本実施形態においては、左右のダンパ支持部32,32に対して前方で平面視対角線状に交差して配設した一対のセンタメンバ41A,41Aによって、リヤサスペンション装置90の上下動するダンパ91からの上方への突き上げを効果的に押さえ込むようにしてダンパ支持部32を支持することができる。
さらに、左右のダンパ支持部32,32間に橋渡しした後側クロスメンバ36Aによって、ダンパ91の上下動に伴う車幅方向の振動も抑制することができる。
ここで上述した実施形態の後部車体構造Vにおいては、図3に示すように、第1後側クロスメンバ35および第2後側クロスメンバ36を備えたものである。

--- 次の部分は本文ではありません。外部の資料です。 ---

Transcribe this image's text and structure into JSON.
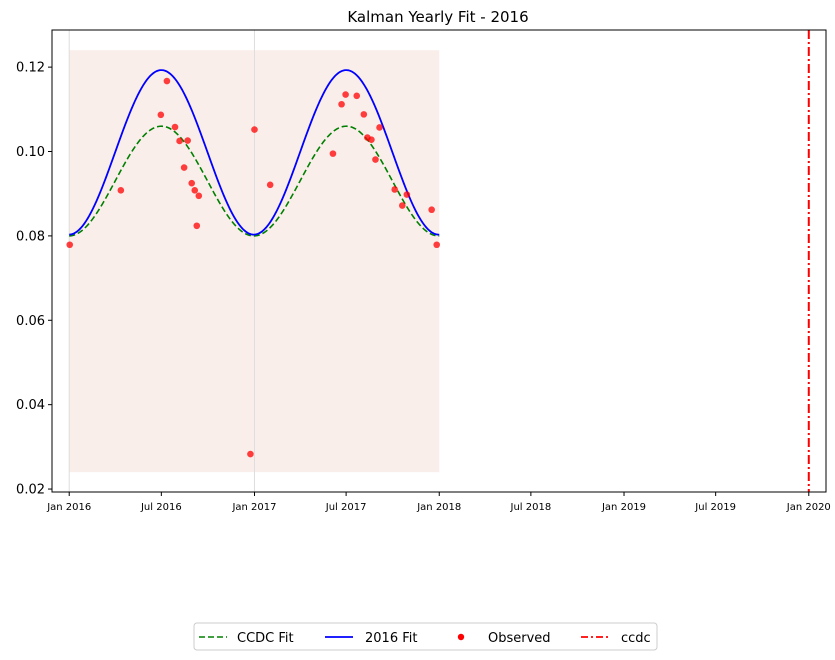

このような実施形態の後部車体構造Vにおいて、図示省略するが、アッパアーム92を有するサスペンション装置90の代わりにストラットタイプのようにアッパアーム92を有しないタイプのサスペンション装置を適用した場合には、左右のアッパアーム支持部34,34間を車幅方向に橋渡しする第1後側クロスメンバ35による、サスペンション装置90からの入力荷重に対する支持強度の寄与度が低減する。
よって後側クロスメンバとして後側クロスメンバ36Aのみを備えた、図12に示すような本実施形態の後部車体構造VAは、アッパアーム92を有しないストラットタイプのサスペンション装置を備えた後部車体構造に適用した場合に、サスペンション装置90からの入力荷重に対する支持強度の寄与度が低減する第1後側クロスメンバ35を備えずに構成できるため、車体の軽量化の観点で有利な構成とすることができる。